Między innymi na sylwester z Dwójką, wrocławski festiwal krasnoludków czy festiwal Europa na Widelcu. - Nie da się określić zysków z promocji, ale w niektórych statystykach widać znaczące różnice - przekonuje Dorota Ostrowska, dyrektorka działu promocji miasta.
Co słyszycie, gdy rozmawiacie z mieszkańcami innych miast o Wrocławiu?
Magistrat mówi, że efekty promocji widać na wciąż zwiększającej się liczbie turystów. - Trudno się z tym nie zgodzić, ale miasto takie jak Wrocław nie ma pełnić wyłącznie funkcji kurortu - mówi socjolog dr Mateusz Błaszczyk. I dodaje: - Konsekwentnie, od kilku lat, miasto rozwijane jest o model, który w studiach miejskich nazywa się maszyną rozrywki. Miasto jest w nim miejscem do fajnego spędzania czasu dla osób, które są cenne dla światowych korporacji. Jeżeli przyciągniemy klasę kreatywną, to za nimi przyjdzie praca.
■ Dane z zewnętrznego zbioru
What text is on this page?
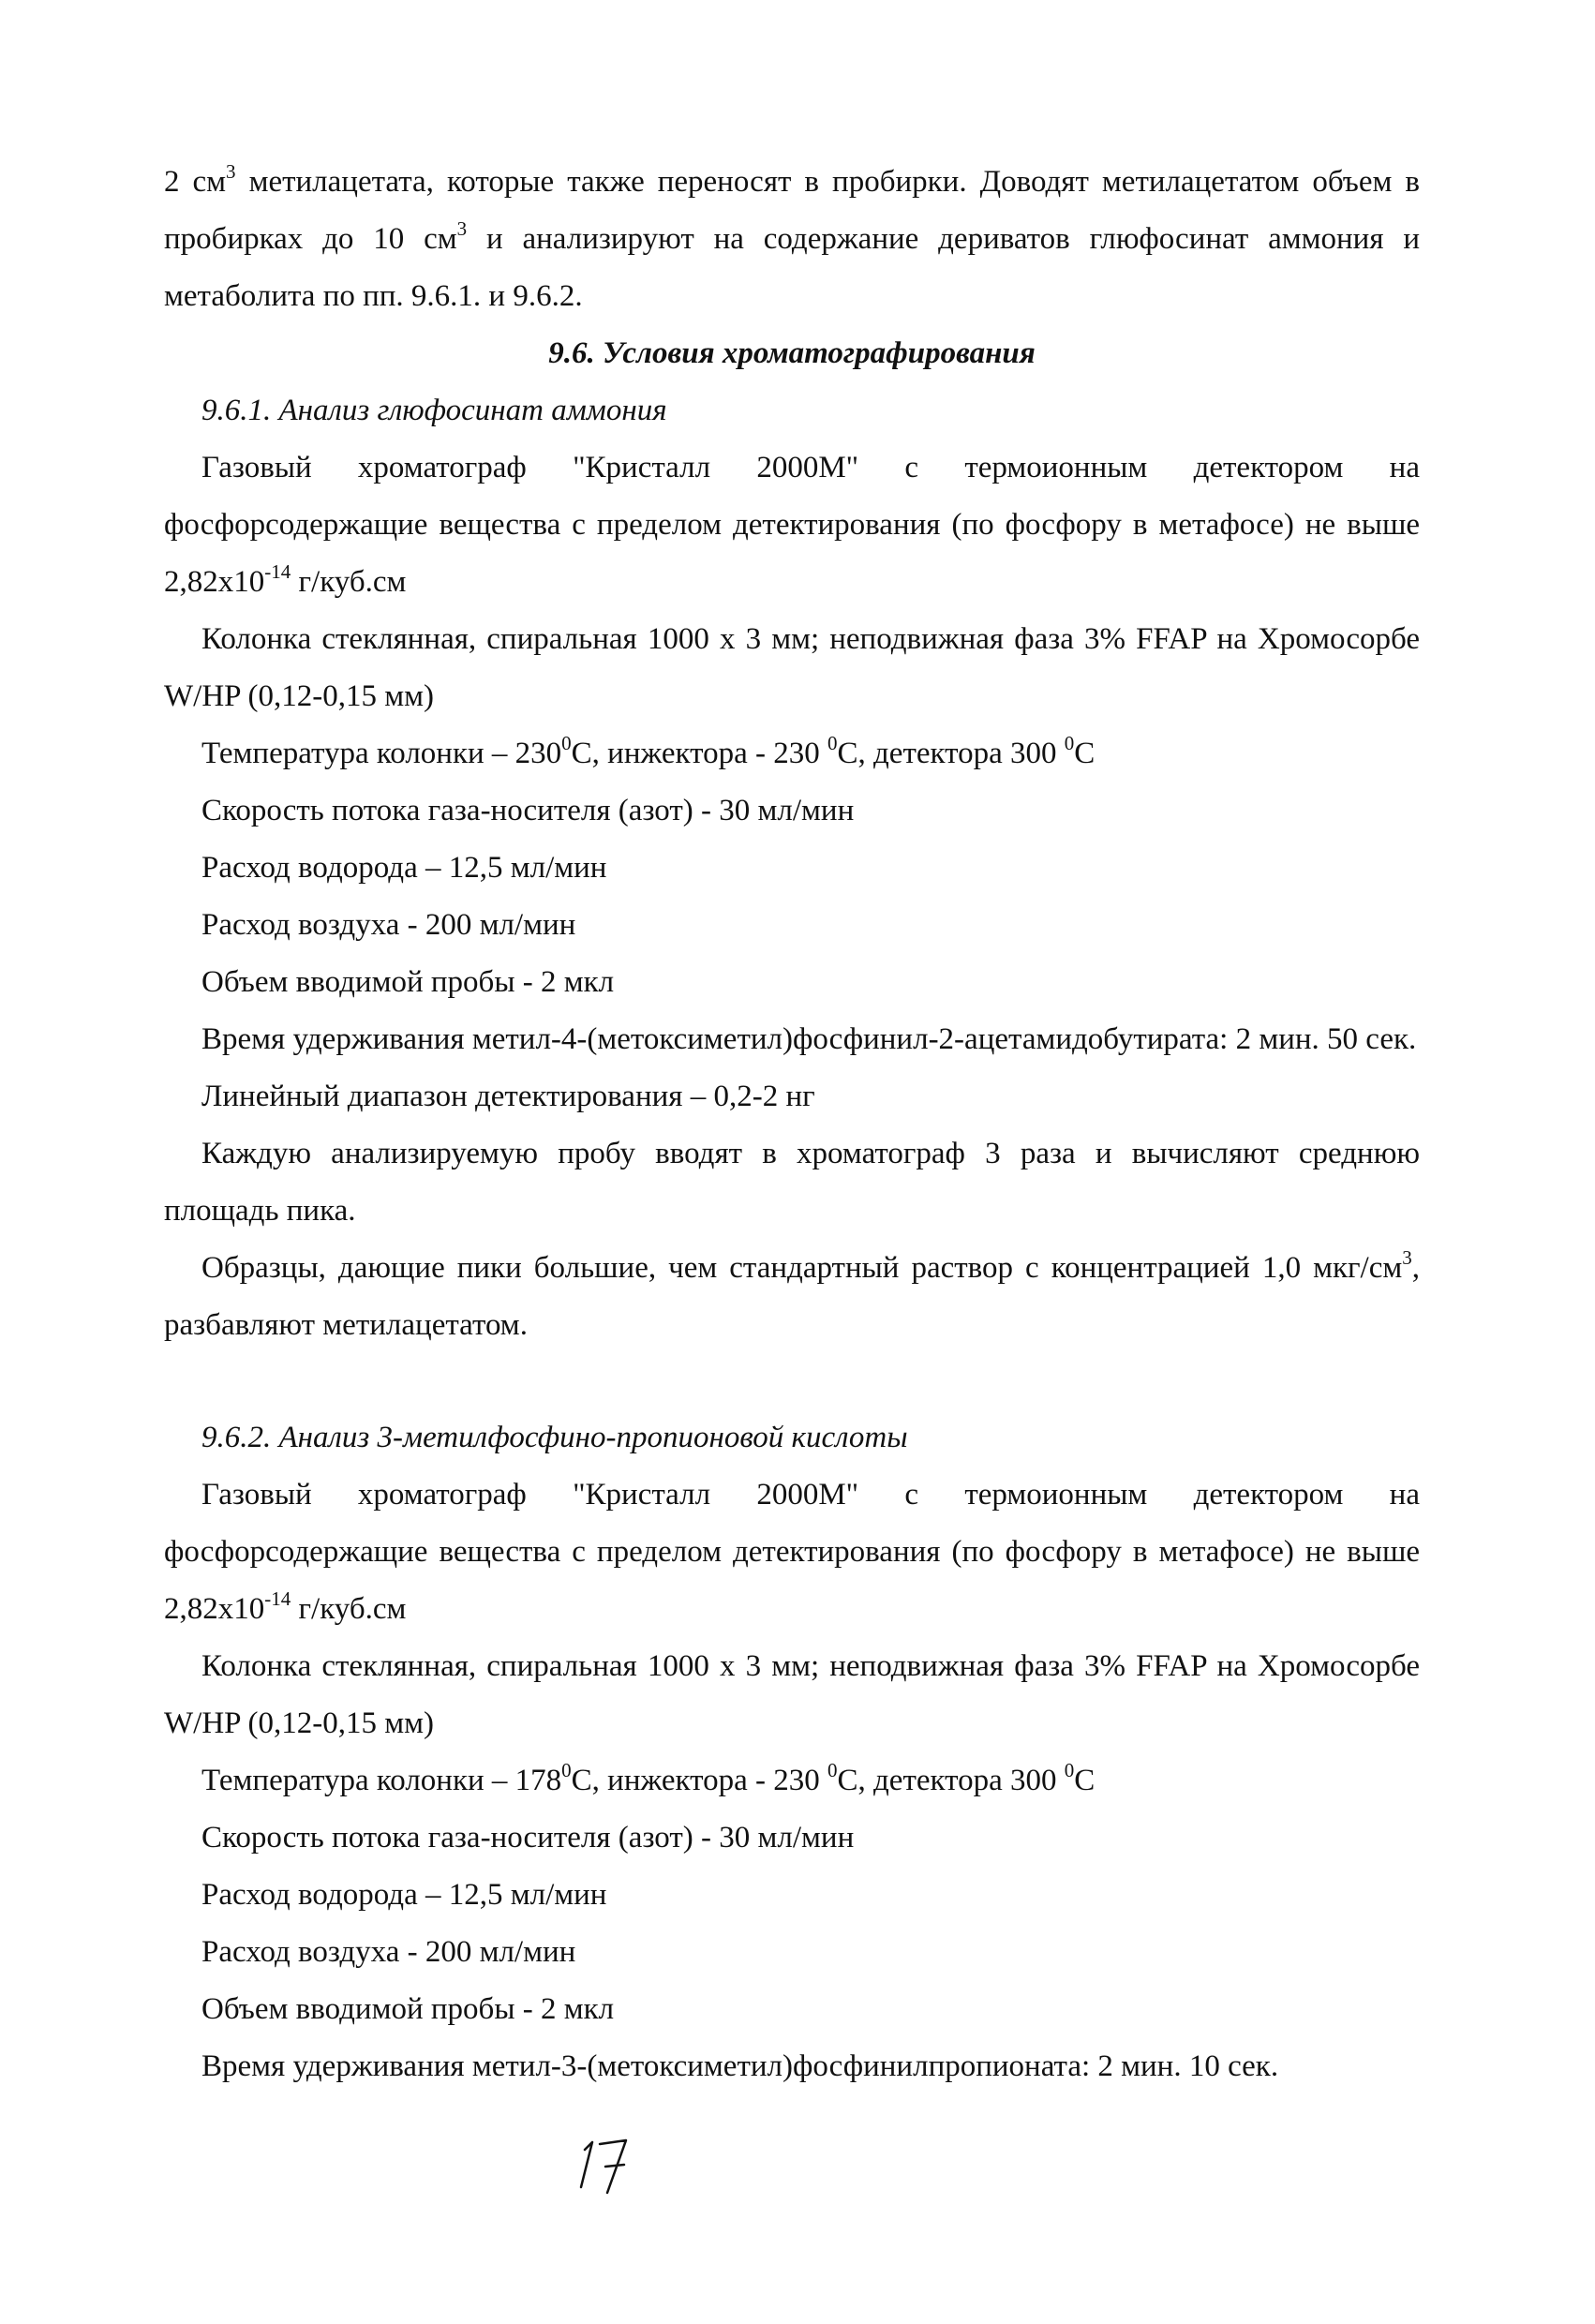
2 $см^3$ метилацетата, которые также переносят в пробирки. Доводят метилацетатом объем в пробирках до 10 $см^3$ и анализируют на содержание дериватов глюфосинат аммония и метаболита по пп. 9.6.1. и 9.6.2.

9.6. Условия хроматографирования

9.6.1. Анализ глюфосинат аммония

Газовый хроматограф "Кристалл 2000М" с термоионным детектором на фосфорсодержащие вещества с пределом детектирования (по фосфору в метафосе) не выше $2,82х10^{-14}$ г/куб.см

Колонка стеклянная, спиральная 1000 х 3 мм; неподвижная фаза 3% FFAP на Хромосорбе W/HP (0,12-0,15 мм)

Температура колонки – $230^0С$, инжектора - 230 $^0$С, детектора 300 $^0$С

Скорость потока газа-носителя (азот) - 30 мл/мин

Расход водорода – 12,5 мл/мин

Расход воздуха - 200 мл/мин

Объем вводимой пробы - 2 мкл

Время удерживания метил-4-(метоксиметил)фосфинил-2-ацетамидобутирата: 2 мин. 50 сек.

Линейный диапазон детектирования – 0,2-2 нг

Каждую анализируемую пробу вводят в хроматограф 3 раза и вычисляют среднюю площадь пика.

Образцы, дающие пики большие, чем стандартный раствор с концентрацией 1,0 мкг/$см^3$, разбавляют метилацетатом.

9.6.2. Анализ 3-метилфосфино-пропионовой кислоты

Газовый хроматограф "Кристалл 2000М" с термоионным детектором на фосфорсодержащие вещества с пределом детектирования (по фосфору в метафосе) не выше $2,82х10^{-14}$ г/куб.см

Колонка стеклянная, спиральная 1000 х 3 мм; неподвижная фаза 3% FFAP на Хромосорбе W/HP (0,12-0,15 мм)

Температура колонки – $178^0С$, инжектора - 230 $^0$С, детектора 300 $^0$С

Скорость потока газа-носителя (азот) - 30 мл/мин

Расход водорода – 12,5 мл/мин

Расход воздуха - 200 мл/мин

Объем вводимой пробы - 2 мкл

Время удерживания метил-3-(метоксиметил)фосфинилпропионата: 2 мин. 10 сек.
Wydatki Wrocławia na promocję:
- 8 mln zł w 2011 r.
- 5 mln zł w 2012 r.
- 5 mln zł w 2013 r.
- 8 mln zł w 2014 r.
fot. Guérin Nicolas, Licencja Wikipedia Commons
Socjolog dodaje, że jeszcze 20-25 lat temu Wrocław był w drugiej lidze polskich miast. Za miejsca dobre do życia uchodził Kraków, Warszawa, może Poznań. - A dzisiaj - w różnych rankingach ciekawych miast wartych do życia śmiało rywalizuje z Krakowem, co kiedyś było nie do pomyślenia - wyjaśnia Błaszczyk. Przemysław Filar z Towarzystwa Upiększania Miasta ostrzega jednak przed tzw. "efektem warszawki". - Stolica uznawana jest za najfajniejsze miejsce w Polsce, a wcale taka rewelacyjne nie jest. We Wrocławiu coraz częściej też tak jest - mamy tramwaj Plus, który jeździ wolniej niż inne tramwaje, czy stadion, który okazał się klapą. Lepiej, żebyśmy postawili na jakość życia - mówi Filar. A dr. Mateusz Błaszczak dodaje: - Kilka late temu rozpoczął się wyścig, by budować fajne miasta. Dzisiaj w tym wyścigu jesteśmy bez wątpienia liderem, natomiast wydatki na budowanie udogodnień robione są na kredyt. Trzeba postawić sobie pytanie - kto kiedy i ile za to zapłaci.
Urzędnicy wyliczają, że najwięcej pieniędzy z sektora promocji miasto wydaje na festiwale, kongresy i spoty reklamowe. Na same gadżety magistrat przeznaczył w 2014 roku pół miliona.
W promocyjnym rankingu Wrocław uplasował się na 3. miejscu. wyprzedziła nas Bydgoszcz oraz Katowice. Tuż za podium wylądował Gdańsk.